There is a whole team of Newcastle loan players out there, spread across various divisions and even countries.
So what do they tell us about the underlying health of Newcastle United.
Here are the eleven players in question and a brief overview of how they are doing:
Adam Armstrong 19 years old (Coventry)
Having outstanding time in League One, scored 19 goals in 27 league appearances and destined to step up to the Championship next season.
Alex Gilliead 20 (Carlisle)
A relatively successful time for the young winger in League Two, scoring four goals and grabbing a number of assists, though has also spent a fair bit of time on the bench.
Brendan Pearson 19 (Gateshead)
Tuesday has seen his loan at Gateshead extended to end of season, yet to make his first experience in National League.
Florian Thauvin 23 (Marseille)
Disastrous £13m signing who showed nothing for Newcastle and is struggling back at Marseille – yet to score a goal or get an assist in his loan spell, there have also been reports in the French media of the fans giving him stick already.
Gael Bigirimana 22 (Coventry)
Made just five League One starts since going back to Coventry in November, is currently playing for the Under 21s and out of the matchday 18, as five other loan players (incl Armstrong) are rated ahead of him.
Haris Vuckic 23 (Wigan)
Scored just one goal in League One in his season long loan and made only five starts, has had injuries but when fit has spent most of the time on the bench.
Kyle Cameron 19 (York)
The young defender appears to have settled well in League Two and made seven starts so far since joining York in January.
Lubo Satka 20 (York)
Similar to Cameron, joined just over three weeks ago and has made four appearances – looking comfortable at League Two level.
Macauley Gillesphey 20 (Carlisle)
Struggled at first in League Two when going to Carlisle in September on loan and has split his time between first team and bench, though he has also been left out of the matchday squad on a number of occasions. Appears to have settled now and getting more game time.
Remy Cabella 25 (Marseille)
Another disastrous signing (his transfer fee in summer 2014 was reported as anything between £8m and £12m), on a season long loan at Marseille with option to buy. Has improved as season has gone on but still nowhere near the influence or level he showed when at Montpellier.
Sammy Ameobi 23 (Cardiff)
At Cardiff for the season, only eight starts in the Championship and 22 selections for the bench tells its own story, plus the fact he has scored only one goal. Turns 24 in May and struggling to impress even below Premier League level.
Yesterday there was an article on The Mag which showed that since January 2015 the three Newcastle teams (first team, Under 21s, under 18s) had a horrific record of only 26 wins in 118 matches.
So can we find any solace in those out on loan, coming back to inject quality throughout the club?
Well I’m afraid the answer is, not really.

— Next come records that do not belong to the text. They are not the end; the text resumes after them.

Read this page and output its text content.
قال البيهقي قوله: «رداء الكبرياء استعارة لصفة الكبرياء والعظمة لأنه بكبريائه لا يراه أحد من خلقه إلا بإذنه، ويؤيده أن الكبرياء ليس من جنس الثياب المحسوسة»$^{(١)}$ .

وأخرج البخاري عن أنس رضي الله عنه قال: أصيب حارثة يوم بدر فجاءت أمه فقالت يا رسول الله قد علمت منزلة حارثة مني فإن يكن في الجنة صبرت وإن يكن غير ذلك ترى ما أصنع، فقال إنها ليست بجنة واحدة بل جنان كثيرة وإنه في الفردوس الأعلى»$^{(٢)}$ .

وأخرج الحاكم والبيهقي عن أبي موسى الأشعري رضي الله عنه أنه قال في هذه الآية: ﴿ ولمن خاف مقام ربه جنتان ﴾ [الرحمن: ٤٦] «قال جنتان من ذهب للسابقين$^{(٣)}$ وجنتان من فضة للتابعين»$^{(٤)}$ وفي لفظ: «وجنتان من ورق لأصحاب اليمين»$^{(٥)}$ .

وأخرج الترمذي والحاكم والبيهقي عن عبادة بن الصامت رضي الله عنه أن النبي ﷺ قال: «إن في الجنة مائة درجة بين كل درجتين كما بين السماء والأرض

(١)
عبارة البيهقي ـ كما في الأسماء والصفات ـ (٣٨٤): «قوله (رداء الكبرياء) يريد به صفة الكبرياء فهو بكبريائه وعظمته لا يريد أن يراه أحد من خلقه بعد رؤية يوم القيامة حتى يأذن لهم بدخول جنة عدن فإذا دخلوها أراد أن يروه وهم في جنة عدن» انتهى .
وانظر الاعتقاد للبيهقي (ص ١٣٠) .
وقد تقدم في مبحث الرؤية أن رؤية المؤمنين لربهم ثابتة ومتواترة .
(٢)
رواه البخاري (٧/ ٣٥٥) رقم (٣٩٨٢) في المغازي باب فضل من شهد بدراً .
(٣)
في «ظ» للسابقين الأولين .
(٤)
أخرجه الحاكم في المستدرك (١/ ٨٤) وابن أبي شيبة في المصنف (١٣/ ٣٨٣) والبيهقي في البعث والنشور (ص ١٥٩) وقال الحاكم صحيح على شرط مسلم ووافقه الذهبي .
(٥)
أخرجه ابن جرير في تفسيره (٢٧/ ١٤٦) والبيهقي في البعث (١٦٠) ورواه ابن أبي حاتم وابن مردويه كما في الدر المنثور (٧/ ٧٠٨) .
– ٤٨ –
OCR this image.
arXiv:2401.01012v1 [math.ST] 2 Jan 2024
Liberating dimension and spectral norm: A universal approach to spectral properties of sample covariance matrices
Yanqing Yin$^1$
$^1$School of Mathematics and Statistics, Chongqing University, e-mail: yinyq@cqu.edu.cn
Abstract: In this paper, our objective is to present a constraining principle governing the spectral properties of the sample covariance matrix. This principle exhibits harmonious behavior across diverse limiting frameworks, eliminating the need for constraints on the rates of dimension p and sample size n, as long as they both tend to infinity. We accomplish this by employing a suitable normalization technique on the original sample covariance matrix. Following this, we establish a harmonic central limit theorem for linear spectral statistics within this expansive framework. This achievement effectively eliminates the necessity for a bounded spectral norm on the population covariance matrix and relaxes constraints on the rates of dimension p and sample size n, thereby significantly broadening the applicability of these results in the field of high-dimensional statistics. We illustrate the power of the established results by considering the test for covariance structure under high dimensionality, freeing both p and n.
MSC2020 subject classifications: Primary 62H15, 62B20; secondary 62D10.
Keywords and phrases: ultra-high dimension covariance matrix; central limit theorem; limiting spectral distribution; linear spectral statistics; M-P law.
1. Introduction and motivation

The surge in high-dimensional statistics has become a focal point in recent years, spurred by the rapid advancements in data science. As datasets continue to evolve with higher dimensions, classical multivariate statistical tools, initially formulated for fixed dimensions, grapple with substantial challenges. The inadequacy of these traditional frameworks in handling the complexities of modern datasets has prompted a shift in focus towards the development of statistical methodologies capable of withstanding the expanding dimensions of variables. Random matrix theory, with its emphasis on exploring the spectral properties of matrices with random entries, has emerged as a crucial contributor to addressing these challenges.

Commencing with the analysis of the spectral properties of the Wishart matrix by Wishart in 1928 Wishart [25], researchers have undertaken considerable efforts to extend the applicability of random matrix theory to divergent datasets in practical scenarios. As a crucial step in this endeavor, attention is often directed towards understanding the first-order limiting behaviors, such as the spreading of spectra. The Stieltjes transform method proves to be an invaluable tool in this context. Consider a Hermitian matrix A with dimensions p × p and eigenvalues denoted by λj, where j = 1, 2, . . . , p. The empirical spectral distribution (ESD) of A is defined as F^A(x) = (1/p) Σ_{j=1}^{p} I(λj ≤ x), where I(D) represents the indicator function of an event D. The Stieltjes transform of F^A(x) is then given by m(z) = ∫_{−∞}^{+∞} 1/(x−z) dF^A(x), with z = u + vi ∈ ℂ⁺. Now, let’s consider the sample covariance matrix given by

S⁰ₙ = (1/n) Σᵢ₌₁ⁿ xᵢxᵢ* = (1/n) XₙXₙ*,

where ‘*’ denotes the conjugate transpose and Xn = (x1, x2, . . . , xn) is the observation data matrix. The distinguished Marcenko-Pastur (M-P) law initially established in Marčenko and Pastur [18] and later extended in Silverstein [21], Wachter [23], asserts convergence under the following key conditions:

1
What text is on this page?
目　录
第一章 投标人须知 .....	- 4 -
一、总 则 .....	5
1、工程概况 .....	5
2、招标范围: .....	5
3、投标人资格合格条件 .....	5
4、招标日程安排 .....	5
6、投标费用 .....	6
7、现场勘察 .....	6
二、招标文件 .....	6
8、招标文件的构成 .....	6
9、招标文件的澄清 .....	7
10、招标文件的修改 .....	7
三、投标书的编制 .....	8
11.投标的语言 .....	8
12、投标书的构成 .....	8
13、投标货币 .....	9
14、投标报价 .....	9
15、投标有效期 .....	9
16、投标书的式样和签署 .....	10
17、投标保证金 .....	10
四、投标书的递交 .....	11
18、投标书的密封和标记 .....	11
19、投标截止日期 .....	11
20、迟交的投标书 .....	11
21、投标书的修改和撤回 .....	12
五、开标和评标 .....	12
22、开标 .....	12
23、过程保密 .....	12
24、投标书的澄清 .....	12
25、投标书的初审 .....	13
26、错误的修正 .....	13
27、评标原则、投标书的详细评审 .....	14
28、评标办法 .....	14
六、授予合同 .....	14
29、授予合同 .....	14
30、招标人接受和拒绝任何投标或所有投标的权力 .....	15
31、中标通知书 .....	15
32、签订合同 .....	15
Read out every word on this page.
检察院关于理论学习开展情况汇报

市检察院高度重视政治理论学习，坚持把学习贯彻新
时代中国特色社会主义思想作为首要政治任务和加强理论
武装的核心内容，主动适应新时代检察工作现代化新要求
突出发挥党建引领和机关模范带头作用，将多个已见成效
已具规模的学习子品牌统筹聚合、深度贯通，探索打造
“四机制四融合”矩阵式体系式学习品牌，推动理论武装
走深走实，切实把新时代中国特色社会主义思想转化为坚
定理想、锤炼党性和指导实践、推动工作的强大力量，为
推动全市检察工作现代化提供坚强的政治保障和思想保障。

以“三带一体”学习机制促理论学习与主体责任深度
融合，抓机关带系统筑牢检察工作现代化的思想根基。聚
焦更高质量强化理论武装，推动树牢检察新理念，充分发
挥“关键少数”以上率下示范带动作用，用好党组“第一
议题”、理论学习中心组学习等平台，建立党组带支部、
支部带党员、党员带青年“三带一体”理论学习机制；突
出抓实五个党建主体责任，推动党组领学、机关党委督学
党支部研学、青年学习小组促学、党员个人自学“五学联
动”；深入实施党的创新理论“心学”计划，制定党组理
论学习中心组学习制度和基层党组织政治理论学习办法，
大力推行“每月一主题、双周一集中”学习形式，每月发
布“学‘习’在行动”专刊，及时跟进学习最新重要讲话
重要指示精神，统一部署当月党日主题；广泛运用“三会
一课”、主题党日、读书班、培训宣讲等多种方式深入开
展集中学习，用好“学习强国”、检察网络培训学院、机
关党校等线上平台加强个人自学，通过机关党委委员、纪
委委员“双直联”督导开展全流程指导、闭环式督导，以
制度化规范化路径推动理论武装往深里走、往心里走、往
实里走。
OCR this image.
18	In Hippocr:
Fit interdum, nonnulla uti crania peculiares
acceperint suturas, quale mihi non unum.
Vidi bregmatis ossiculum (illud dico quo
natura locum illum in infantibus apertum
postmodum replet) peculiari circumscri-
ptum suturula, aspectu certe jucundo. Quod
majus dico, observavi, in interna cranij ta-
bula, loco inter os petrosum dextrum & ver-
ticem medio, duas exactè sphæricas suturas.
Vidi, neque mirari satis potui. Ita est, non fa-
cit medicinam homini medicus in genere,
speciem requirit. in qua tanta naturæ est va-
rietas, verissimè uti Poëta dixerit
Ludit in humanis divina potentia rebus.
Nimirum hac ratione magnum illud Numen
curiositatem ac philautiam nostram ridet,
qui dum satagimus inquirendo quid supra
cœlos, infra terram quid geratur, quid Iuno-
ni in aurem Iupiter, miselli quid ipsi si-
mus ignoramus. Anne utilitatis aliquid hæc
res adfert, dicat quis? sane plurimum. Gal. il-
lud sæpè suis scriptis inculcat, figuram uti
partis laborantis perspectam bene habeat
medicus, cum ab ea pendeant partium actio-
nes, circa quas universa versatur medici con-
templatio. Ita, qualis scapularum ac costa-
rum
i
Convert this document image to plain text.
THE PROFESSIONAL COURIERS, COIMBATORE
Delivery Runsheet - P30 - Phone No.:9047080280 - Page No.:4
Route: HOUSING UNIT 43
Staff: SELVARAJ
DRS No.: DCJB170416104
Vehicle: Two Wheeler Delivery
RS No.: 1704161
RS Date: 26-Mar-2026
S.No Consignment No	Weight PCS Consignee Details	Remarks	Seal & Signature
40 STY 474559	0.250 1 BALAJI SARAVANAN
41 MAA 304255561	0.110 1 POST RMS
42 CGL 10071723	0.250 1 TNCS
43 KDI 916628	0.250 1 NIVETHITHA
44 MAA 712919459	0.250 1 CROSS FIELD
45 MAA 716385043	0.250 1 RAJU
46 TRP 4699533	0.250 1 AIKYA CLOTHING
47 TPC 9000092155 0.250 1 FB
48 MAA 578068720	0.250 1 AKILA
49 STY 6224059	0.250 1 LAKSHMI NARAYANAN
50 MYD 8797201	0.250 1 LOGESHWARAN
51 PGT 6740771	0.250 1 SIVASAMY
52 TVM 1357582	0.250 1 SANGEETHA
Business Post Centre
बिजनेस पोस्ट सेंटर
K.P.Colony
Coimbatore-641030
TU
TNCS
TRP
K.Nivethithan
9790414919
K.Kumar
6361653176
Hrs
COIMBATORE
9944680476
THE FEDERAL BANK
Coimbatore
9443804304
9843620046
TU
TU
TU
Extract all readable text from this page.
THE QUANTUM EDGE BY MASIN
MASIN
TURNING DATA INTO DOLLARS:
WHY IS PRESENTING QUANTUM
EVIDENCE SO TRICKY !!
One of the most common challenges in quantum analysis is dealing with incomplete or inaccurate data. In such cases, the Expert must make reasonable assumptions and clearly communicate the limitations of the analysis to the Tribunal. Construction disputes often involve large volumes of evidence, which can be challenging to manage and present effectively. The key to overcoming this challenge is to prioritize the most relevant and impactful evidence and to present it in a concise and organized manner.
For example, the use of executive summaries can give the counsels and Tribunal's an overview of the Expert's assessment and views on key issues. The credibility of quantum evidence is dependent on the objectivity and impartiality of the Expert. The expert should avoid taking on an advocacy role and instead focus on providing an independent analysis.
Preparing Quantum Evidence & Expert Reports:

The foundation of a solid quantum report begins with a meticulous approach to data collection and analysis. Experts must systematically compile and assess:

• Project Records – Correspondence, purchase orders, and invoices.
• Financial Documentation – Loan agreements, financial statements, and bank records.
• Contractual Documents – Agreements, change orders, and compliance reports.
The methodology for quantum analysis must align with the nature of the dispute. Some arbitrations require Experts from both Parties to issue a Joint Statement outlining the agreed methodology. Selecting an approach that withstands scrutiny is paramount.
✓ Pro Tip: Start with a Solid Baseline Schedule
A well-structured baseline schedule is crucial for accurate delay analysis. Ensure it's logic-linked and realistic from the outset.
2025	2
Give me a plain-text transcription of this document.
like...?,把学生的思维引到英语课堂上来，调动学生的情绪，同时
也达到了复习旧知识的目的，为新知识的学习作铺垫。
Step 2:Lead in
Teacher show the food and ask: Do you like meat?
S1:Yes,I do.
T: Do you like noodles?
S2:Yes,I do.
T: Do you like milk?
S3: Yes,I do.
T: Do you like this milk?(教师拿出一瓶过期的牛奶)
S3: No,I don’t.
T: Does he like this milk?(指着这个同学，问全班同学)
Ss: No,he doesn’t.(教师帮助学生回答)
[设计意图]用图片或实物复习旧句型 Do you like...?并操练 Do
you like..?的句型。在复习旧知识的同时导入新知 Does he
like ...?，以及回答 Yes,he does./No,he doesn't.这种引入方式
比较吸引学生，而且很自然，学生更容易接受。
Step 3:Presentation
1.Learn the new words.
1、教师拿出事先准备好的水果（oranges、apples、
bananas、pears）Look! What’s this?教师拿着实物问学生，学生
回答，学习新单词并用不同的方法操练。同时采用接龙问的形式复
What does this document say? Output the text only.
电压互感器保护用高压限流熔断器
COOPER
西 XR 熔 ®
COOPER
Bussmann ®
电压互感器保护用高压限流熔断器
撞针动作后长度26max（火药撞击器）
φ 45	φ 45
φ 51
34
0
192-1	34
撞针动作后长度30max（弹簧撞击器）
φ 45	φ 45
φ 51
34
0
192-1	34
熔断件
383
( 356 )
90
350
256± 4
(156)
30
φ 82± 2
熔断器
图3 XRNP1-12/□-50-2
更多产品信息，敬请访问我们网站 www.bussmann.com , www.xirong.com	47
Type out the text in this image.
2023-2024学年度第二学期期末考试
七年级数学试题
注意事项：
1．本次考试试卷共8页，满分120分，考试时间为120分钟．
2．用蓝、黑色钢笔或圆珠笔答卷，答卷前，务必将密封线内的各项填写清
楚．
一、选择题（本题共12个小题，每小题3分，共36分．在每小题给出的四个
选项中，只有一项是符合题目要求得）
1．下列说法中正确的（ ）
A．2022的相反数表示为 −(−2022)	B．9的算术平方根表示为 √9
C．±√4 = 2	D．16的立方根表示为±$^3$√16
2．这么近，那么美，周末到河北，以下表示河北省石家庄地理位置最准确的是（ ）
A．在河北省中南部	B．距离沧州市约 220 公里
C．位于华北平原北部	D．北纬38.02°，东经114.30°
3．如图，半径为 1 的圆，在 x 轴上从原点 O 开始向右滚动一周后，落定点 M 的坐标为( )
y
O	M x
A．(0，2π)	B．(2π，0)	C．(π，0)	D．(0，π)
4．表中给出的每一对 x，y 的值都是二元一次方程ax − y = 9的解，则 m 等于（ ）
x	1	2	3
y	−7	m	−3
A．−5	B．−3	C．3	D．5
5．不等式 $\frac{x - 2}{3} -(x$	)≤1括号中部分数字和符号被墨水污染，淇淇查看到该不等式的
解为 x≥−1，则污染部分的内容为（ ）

You have players in three categories really;
Firstly, the two disastrous French signings who Newcastle are desperate to get some of their money back on and who look way off the quality needed.
Secondly, the trio of Ameobi, Vuckic and Bigirimana who showed small flashes of talent at Newcastle but clearly aren’t good enough for the Premier League and will hopefully get fixed up at a club lower down the leagues.
Thirdly, you have the younger players who are out at League One, Two and the National League and finding varying levels of relative success but obviously looking real long shots to ever make it at the top level, as they aren’t knocking the ball out of the park at the minute at these lower levels.
The big exception to the rule is obviously Adam Armstrong.
The Geordie striker is scoring for fun in League One and the very natural step will be to play in the Championship next season, hopefully for another loan club. not Newcastle United…
With the best will in the world, you can’t claim that Newcastle’s extensive loan deals are with the intention of developing a wave of new young talent for the first team in a year or two.
Sadly, it is further evidence of something lacking throughout the club, a rise in quality needed at all levels to allow our football club to compete and progress once more.